Do NOT take your hedgehog to a place where animals are not allowed due to food considerations. Restaurant, fast food place, grocery store, etc. I don't care where it is. If there is food, your hedgehog doesn't need to be there. I see way too many people brush this off because their hedgehog never leaves their purse or bag or whatever. I don't care. I think it's ridiculous, irresponsible, and selfish for people to risk this. If your hedgehog is found, it could cause issues for the people who work at the store, and there could be greater repercussions. Hedgehogs are illegal in a few states already, and there's been at least one silly salmonella news story that came out about hedgehogs. We don't need to cause bigger issues because we think our pets need to come everywhere with us. Service dogs are the only animals that should go into food-related areas, and that's only because their people need them.

(Also I know my message is rather strongly worded for me, this isn't meant to be at you. This is just a point of frustration for me, and something I feel strongly about! Hedgie outings are fine if the hedgie is fine with them, but they don't need to be frequent or to food places.)
10-09-2015 05:39 PM
cosmicsans
Quote:
Originally Posted by twobytwopets View Post
The only thing I'd suggest is attach a quick care sheet with your emergency contact info attached to the back of the carrier. If it's on top, it could block the view, same for the sides. Also the hot hands hand warmers that you snap and they heat up work as emergency heat.
With a dog or cat, you can check the collar. And their care is pretty straight forward, so there is minimal guessing for police/fire and ems personnel.
Oh my gosh, thank you!!!! That's a great idea and will make me a lot less nervous about it
10-09-2015 05:36 PM
twobytwopets The only thing I'd suggest is attach a quick care sheet with your emergency contact info attached to the back of the carrier. If it's on top, it could block the view, same for the sides. Also the hot hands hand warmers that you snap and they heat up work as emergency heat.
With a dog or cat, you can check the collar. And their care is pretty straight forward, so there is minimal guessing for police/fire and ems personnel.
10-09-2015 05:29 PM
cosmicsans
Quote:
Originally Posted by twobytwopets View Post
Another factor is can you control the temperature in your transportation? Yes, your car has heat.
What if something happens, accidents, traffic issues, heater malfunctions? These are all things to take into consideration. Your body heat may not be enough.

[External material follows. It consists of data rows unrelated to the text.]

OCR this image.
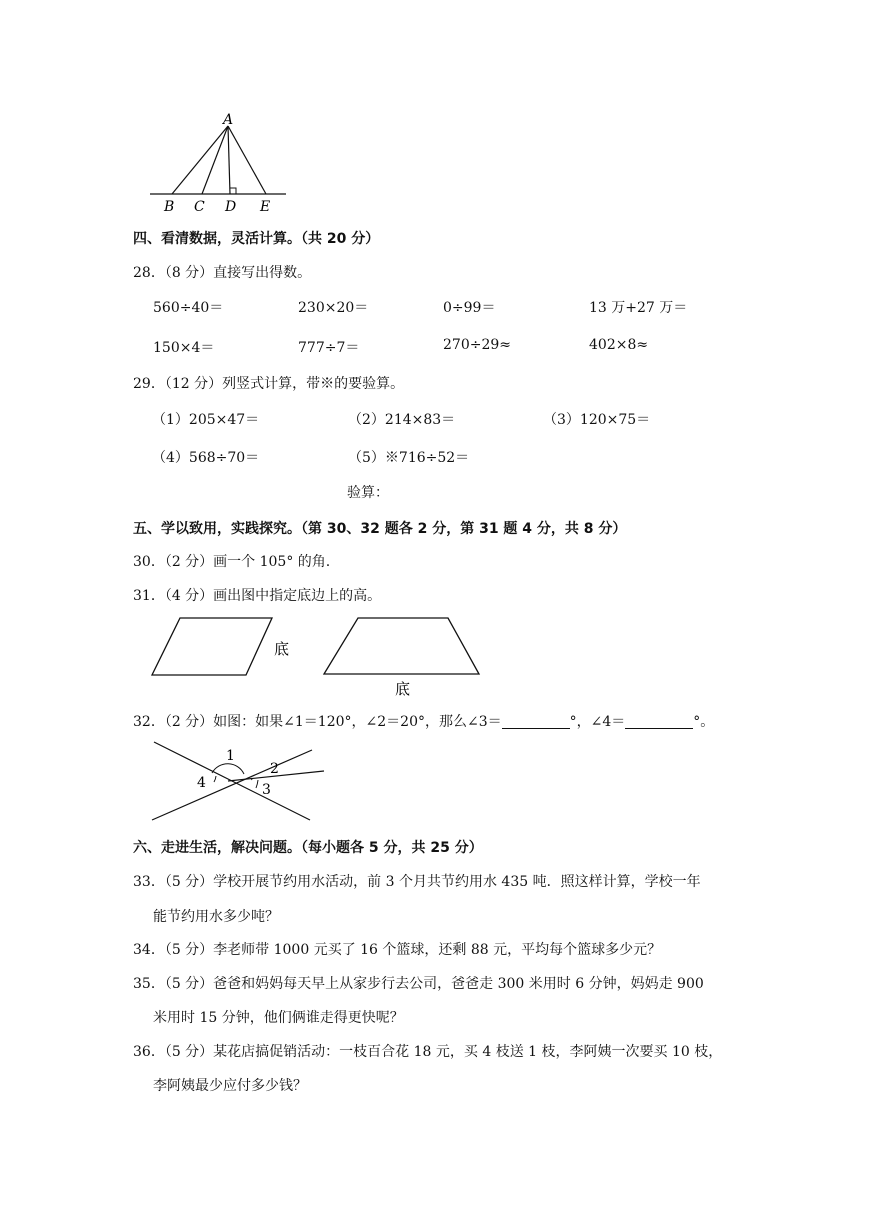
A
B C D E
四、看清数据，灵活计算。（共 20 分）
28．（8 分）直接写出得数。
560÷40＝	230×20＝	0÷99＝	13 万+27 万＝
150×4＝	777÷7＝	270÷29≈	402×8≈
29．（12 分）列竖式计算，带※的要验算。
（1）205×47＝	（2）214×83＝	（3）120×75＝
（4）568÷70＝	（5）※716÷52＝
验算：
五、学以致用，实践探究。（第 30、32 题各 2 分，第 31 题 4 分，共 8 分）
30．（2 分）画一个 105° 的角.
31．（4 分）画出图中指定底边上的高。
底
底
32．（2 分）如图：如果∠1＝120°，∠2＝20°，那么∠3＝	°，∠4＝	°。
1
2
3
4
六、走进生活，解决问题。（每小题各 5 分，共 25 分）
33．（5 分）学校开展节约用水活动，前 3 个月共节约用水 435 吨．照这样计算，学校一年
能节约用水多少吨？
34．（5 分）李老师带 1000 元买了 16 个篮球，还剩 88 元，平均每个篮球多少元？
35．（5 分）爸爸和妈妈每天早上从家步行去公司，爸爸走 300 米用时 6 分钟，妈妈走 900
米用时 15 分钟，他们俩谁走得更快呢？
36．（5 分）某花店搞促销活动：一枝百合花 18 元，买 4 枝送 1 枝，李阿姨一次要买 10 枝，
李阿姨最少应付多少钱？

We talk a lot about travel cages around here. Yes, emergency personnel MIGHT look for an animal cage. There is no guarantee. But what will they do when they find it? Will they know it needs heat? Will they know who to contact to reach someone for YOUR information? Will that person know what needs to be done for your animals care?
These are not things specific to hedgehogs, cold weather isn't really good for you either. Being stuck in cold weather can suck.
Another really important consideration for sure.

I bought a travel cage and I'm picking her up from the breeder tomorrow. It's going to be in the upper 80s tomorrow, which I suppose is less of an issue but something I'm still a little worried about.